Does 100% agave tequila guarantee quality?

“The number of 100% agave tequilas has almost reached that of mixtos, so the demand for agave is getting much bigger,” he says.

“The cost of producing Patrón is increasing but we’re never going to buy inferior agave. First quality, then the price.”

“We don’t own our own agave fields. We contract with growers throughout the region because agave growers are good at growing agave, and tequila producers are good at producing tequila.

“So, we have long-term agreements with the growers that if the price of the plant increases we will pay that price, and if the value decreases, we still pay a pre-agreed price. This way the agave growers will never lose money working for Patrón and they’re very loyal.”

Larger brands such as Patrón are able to adapt to the agave market more than smaller producers, who will either need to pull production until another affordable harvest takes place, raise their price point, or make regular tequila if they want to survive without breaking the rules.


Despite being the brains behind one of the most internationally recognised 100% agave tequila brands, Don

 Julio master distiller Enrique de Colsa does not dismiss the regular category.

“It’s important to understand what quality is,” he says. “Yes, it’s a great thing to be 100% but there are some very good tequilas which are not 100% agave.

“There are tequilas with 49% and 51% which are very well done and they are much better than bad 100% tequilas.

“But, of course, the best 100% is going to be nicer than the 49%-51%. Just having 100% is no guarantee of quality.”

This means that consumers, especially in Europe where education about tequila is still lacking, could be paying extra for a product which is not up to standard.

“I absolutely agree with that 100%,” says Estes, apologising for the pun. “There are many 100% agave tequilas which are not respectfully made. They don’t respect the agave, they don’t respect the process of making it by adding chemicals and they don’t respect us as consumers.

“As an example [of how a regular tequila can taste better than 100% agave], I was in a bar called La Capilla in Tequila town and its house pour is a well-crafted regular tequila. I call it regular because the tequila industry doesn’t like to use the word mixtos.”


There are two trends currently driving the popularity of premium tequilas in Europe and ultimately putting pressure on supplies.

Estes and his son, Jesse, sell their Ocho tequila in Europe and Tomas is a firm believer in the effects of terroir on the spirit. “Terroir is something that is new for spirits and we’re having a lot of fun with it,” he says.

“We don’t really know what it is about the natural influences such as soil, sun and heat that creates various flavour profiles and differences but it definitely does.”

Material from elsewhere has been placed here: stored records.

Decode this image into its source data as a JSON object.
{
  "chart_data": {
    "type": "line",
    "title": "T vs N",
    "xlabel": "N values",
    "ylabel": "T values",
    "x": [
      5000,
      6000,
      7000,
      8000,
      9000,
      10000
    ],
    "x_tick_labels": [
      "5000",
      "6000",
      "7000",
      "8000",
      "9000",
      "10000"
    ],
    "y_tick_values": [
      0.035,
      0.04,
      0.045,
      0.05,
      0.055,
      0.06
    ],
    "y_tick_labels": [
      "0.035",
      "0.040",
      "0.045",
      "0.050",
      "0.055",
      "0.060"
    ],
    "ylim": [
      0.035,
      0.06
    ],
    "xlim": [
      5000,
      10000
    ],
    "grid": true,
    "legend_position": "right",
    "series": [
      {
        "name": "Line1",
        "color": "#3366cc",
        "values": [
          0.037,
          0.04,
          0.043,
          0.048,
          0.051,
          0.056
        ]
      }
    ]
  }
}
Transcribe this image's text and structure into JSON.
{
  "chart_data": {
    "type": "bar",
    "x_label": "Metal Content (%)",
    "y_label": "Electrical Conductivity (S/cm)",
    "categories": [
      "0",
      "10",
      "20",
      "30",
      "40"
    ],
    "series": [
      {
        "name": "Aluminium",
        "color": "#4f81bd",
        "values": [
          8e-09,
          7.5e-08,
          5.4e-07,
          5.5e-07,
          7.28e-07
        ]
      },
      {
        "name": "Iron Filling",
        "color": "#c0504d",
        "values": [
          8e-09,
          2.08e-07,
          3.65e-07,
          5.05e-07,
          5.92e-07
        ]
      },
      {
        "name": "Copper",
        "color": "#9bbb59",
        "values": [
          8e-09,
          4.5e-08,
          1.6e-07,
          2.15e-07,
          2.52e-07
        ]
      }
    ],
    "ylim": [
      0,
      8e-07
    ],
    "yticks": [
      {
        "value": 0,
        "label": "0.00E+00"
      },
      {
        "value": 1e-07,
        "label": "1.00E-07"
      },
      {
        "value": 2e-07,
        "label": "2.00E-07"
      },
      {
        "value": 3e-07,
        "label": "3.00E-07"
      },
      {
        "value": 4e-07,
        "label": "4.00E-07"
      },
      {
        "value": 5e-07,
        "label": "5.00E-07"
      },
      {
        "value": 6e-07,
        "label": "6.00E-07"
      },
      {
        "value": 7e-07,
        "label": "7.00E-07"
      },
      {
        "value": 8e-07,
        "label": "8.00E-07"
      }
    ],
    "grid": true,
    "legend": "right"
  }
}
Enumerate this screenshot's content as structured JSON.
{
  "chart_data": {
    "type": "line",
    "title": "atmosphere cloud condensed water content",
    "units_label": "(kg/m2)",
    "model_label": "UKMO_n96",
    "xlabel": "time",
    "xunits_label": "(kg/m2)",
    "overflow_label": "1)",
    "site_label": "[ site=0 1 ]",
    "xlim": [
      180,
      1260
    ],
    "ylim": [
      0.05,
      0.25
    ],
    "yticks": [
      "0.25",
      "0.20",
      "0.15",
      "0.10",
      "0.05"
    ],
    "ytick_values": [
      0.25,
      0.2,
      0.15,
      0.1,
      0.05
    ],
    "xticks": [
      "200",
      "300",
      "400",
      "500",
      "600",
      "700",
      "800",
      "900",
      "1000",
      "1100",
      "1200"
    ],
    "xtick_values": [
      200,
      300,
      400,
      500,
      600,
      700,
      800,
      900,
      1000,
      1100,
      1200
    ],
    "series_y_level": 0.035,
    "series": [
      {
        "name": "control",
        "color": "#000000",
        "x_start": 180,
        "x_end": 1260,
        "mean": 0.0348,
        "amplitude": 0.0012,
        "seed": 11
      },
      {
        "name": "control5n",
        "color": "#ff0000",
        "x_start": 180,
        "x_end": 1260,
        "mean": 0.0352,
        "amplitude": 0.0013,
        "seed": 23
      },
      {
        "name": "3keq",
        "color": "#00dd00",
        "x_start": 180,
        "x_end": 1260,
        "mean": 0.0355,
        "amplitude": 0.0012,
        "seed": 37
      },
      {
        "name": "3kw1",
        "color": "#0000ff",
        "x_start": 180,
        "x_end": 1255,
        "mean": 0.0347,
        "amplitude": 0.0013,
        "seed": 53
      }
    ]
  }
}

Estes says that the more stress put on the agave and the less habitable the terrain is, the more characterful the flavours are. The agave used for Estes’ Ocho are grown in the highlands where it isn’t as hot and the plants struggle more – essentially they are being bullied to get more flavour.

“Jesse and I have been spreading this message in Europe for the past eight or nine years and it is received by the French wonderfully. Those who have an understanding of terroir and wine are o en very interested.”

Aside from grape-based spirits, tequila is one of the few where terroir can effect the taste of the resulting spirit. It would be no surprise, therefore to start seeing more brands advertising how they grow their agave, where they grow it and how they harvest it. This is bound to excite the Bordeaux experts and curious Europeans, especially if the word ‘vintage’ starts appearing on bottles.

This level of appreciation for tequila may put more pressure on agave producers, but contrary to that the sipping culture may reduce consumption.

The current trend for premium tequilas in Europe is cocktails, which are still being pushed by some of the top brands, once again putting pressure on the agave producers.

Many of the top premium tequila brands attended London Cocktail Week, where Patrón hosted its Patrón Cocktail Lab to help educate consumers and trade on using its premium spirit in cocktails. The brand also conducts its annual Patrón Perfectionists Cocktail Competition, which aims at creating a 'simply perfect' cocktail and demonstrating international flavours using its 100% agave tequila.

Don Julio’s De Colsa is also a big fan of tequila cocktails. “In Mexico 40 or 50 years ago no one was mixing tequilas, but with the cocktail culture we are growing. Tequila was created for that. In our range we have Blanco right through to Extra Anejo, so we’re the category for mixing.

“In my home I have a very large bar and I love making my own cocktails. I created a cocktail at home five years ago called Condemned, using tequila anejo, gin, peach, orange juice and lime.”

With the demand for and price of agave increasing, possibly for the next year at least, the quality of smaller 100% agave tequila could be under threat – along with its reputation.

Although it is unlikely, this could be an opportunity for well-produced regular tequilas to regain some of their market share if producers can regulate their agave supply and remain consistent.